I grew up in the 1980s, which meant that the 1960s seemed like the most exciting decade in human history.
Woodstock.
Bob Dylan going electric.
Jimi Hendrix setting guitars on fire.
Students throwing paving stones in Paris.
Civil rights marches. Protest songs. Cultural revolution.
The 60s, according to history, was the moment the world woke up.
And yet.
My parents do not remember any of this.
Not because they were on drugs. Quite the opposite.
They were in a sleepy village in the Cotswolds.

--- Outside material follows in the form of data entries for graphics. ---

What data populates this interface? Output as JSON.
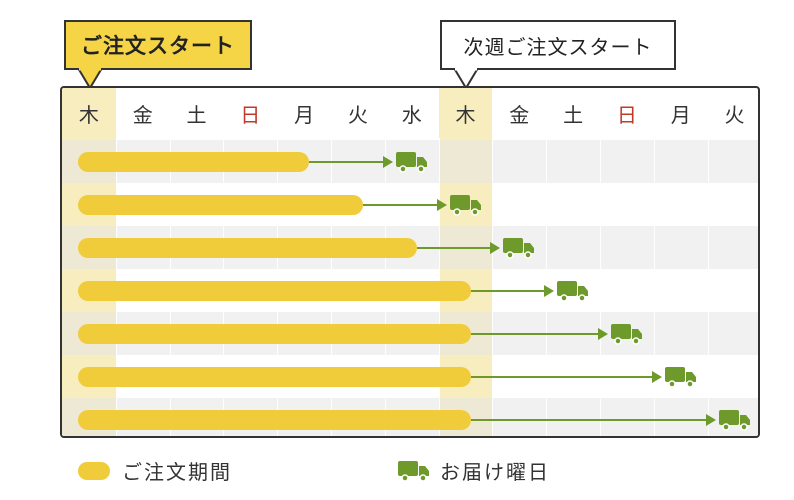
{
  "callouts": {
    "start_label": "ご注文スタート",
    "next_week_label": "次週ご注文スタート"
  },
  "days": [
    "木",
    "金",
    "土",
    "日",
    "月",
    "火",
    "水",
    "木",
    "金",
    "土",
    "日",
    "月",
    "火"
  ],
  "sunday_color": "#c0392b",
  "order_start_color": "#f5d445",
  "bar_color": "#f0cc3a",
  "arrow_color": "#6e9a2c",
  "orders": [
    {
      "order_end_day_index": 4.1,
      "delivery_day_index": 6
    },
    {
      "order_end_day_index": 5.1,
      "delivery_day_index": 7
    },
    {
      "order_end_day_index": 6.1,
      "delivery_day_index": 8
    },
    {
      "order_end_day_index": 7.1,
      "delivery_day_index": 9
    },
    {
      "order_end_day_index": 7.1,
      "delivery_day_index": 10
    },
    {
      "order_end_day_index": 7.1,
      "delivery_day_index": 11
    },
    {
      "order_end_day_index": 7.1,
      "delivery_day_index": 12
    }
  ],
  "legend": {
    "order_period_label": "ご注文期間",
    "delivery_day_label": "お届け曜日"
  }
}
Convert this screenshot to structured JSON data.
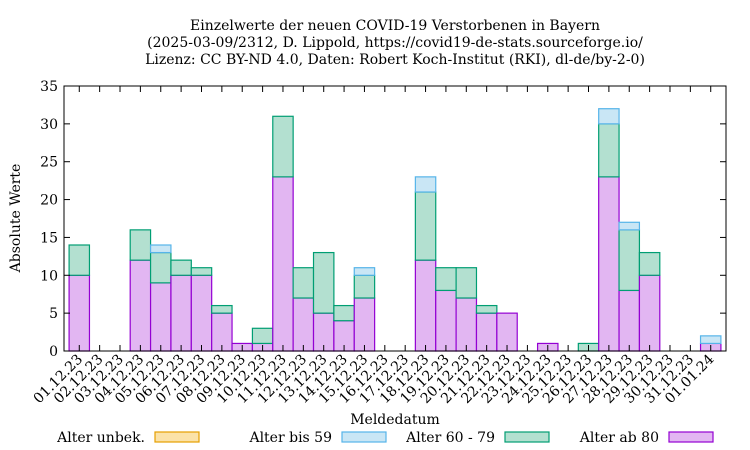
{
  "chart_data": {
    "type": "bar",
    "stacked": true,
    "title_lines": [
      "Einzelwerte der neuen COVID-19 Verstorbenen in Bayern",
      "(2025-03-09/2312, D. Lippold, https://covid19-de-stats.sourceforge.io/",
      "Lizenz: CC BY-ND 4.0, Daten: Robert Koch-Institut (RKI), dl-de/by-2-0)"
    ],
    "xlabel": "Meldedatum",
    "ylabel": "Absolute Werte",
    "ylim": [
      0,
      35
    ],
    "yticks": [
      0,
      5,
      10,
      15,
      20,
      25,
      30,
      35
    ],
    "categories": [
      "01.12.23",
      "02.12.23",
      "03.12.23",
      "04.12.23",
      "05.12.23",
      "06.12.23",
      "07.12.23",
      "08.12.23",
      "09.12.23",
      "10.12.23",
      "11.12.23",
      "12.12.23",
      "13.12.23",
      "14.12.23",
      "15.12.23",
      "16.12.23",
      "17.12.23",
      "18.12.23",
      "19.12.23",
      "20.12.23",
      "21.12.23",
      "22.12.23",
      "23.12.23",
      "24.12.23",
      "25.12.23",
      "26.12.23",
      "27.12.23",
      "28.12.23",
      "29.12.23",
      "30.12.23",
      "31.12.23",
      "01.01.24"
    ],
    "series": [
      {
        "name": "Alter ab 80",
        "color_fill": "#e2b6f2",
        "color_stroke": "#9400d3",
        "values": [
          10,
          0,
          0,
          12,
          9,
          10,
          10,
          5,
          1,
          1,
          23,
          7,
          5,
          4,
          7,
          0,
          0,
          12,
          8,
          7,
          5,
          5,
          0,
          1,
          0,
          0,
          23,
          8,
          10,
          0,
          0,
          1
        ]
      },
      {
        "name": "Alter 60 - 79",
        "color_fill": "#b3e0d0",
        "color_stroke": "#009e73",
        "values": [
          4,
          0,
          0,
          4,
          4,
          2,
          1,
          1,
          0,
          2,
          8,
          4,
          8,
          2,
          3,
          0,
          0,
          9,
          3,
          4,
          1,
          0,
          0,
          0,
          0,
          1,
          7,
          8,
          3,
          0,
          0,
          0
        ]
      },
      {
        "name": "Alter bis 59",
        "color_fill": "#c9e6f5",
        "color_stroke": "#56b4e9",
        "values": [
          0,
          0,
          0,
          0,
          1,
          0,
          0,
          0,
          0,
          0,
          0,
          0,
          0,
          0,
          1,
          0,
          0,
          2,
          0,
          0,
          0,
          0,
          0,
          0,
          0,
          0,
          2,
          1,
          0,
          0,
          0,
          1
        ]
      },
      {
        "name": "Alter unbek.",
        "color_fill": "#fbe2a8",
        "color_stroke": "#e69f00",
        "values": [
          0,
          0,
          0,
          0,
          0,
          0,
          0,
          0,
          0,
          0,
          0,
          0,
          0,
          0,
          0,
          0,
          0,
          0,
          0,
          0,
          0,
          0,
          0,
          0,
          0,
          0,
          0,
          0,
          0,
          0,
          0,
          0
        ]
      }
    ],
    "legend_order": [
      "Alter unbek.",
      "Alter bis 59",
      "Alter 60 - 79",
      "Alter ab 80"
    ],
    "legend_position": "bottom",
    "grid": false
  }
}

While Hendrix was redefining the electric guitar, my parents were playing tennis. While students were rioting in Paris, they were attending what I believe were called “cheese and wine evenings,” which involved small cubes of cheddar on cocktail sticks and very polite conversations.
History was happening.
They were politely ignoring it.
And when I was younger, I couldn’t understand this. How could you miss the 60s?
The answer is simple.
Most people are just getting on with their lives.
History looks dramatic in documentaries. When you’re living through it, it often just looks like Tuesday.
I’ve been thinking about this a lot lately because we’re living through one of those moments right now.
AI
Some people are deep inside it. Building things, experimenting, automating workflows, discovering tools that didn’t exist six months ago.
And most people are… vaguely aware of it.
They might occasionally ask ChatGPT to write an email or plan a holiday. Then they go back to watching AI-generated videos of cats playing trumpets.
Which is fine. That’s how history works.
When we look back at the 60s, we remember Woodstock and Dylan, not the thousands of cheese and wine evenings happening at the same time.
Most people weren’t at the barricades. They were making dinner.
But a small group of people were right in the middle of it. Exploring, experimenting, shaping what came next.
And if you’re one of those people today, it feels a bit like how I imagine it must have felt to be standing in the crowd when Dylan plugged in at Newport. Half the room confused, half the room electrified, and everyone slowly realising something had just shifted.
Years from now people will look back at this moment and say: that’s when everything started to change.
But for now, most of the world is still playing tennis in the Cotswolds.
And that’s okay.
Because some of us can feel the music starting.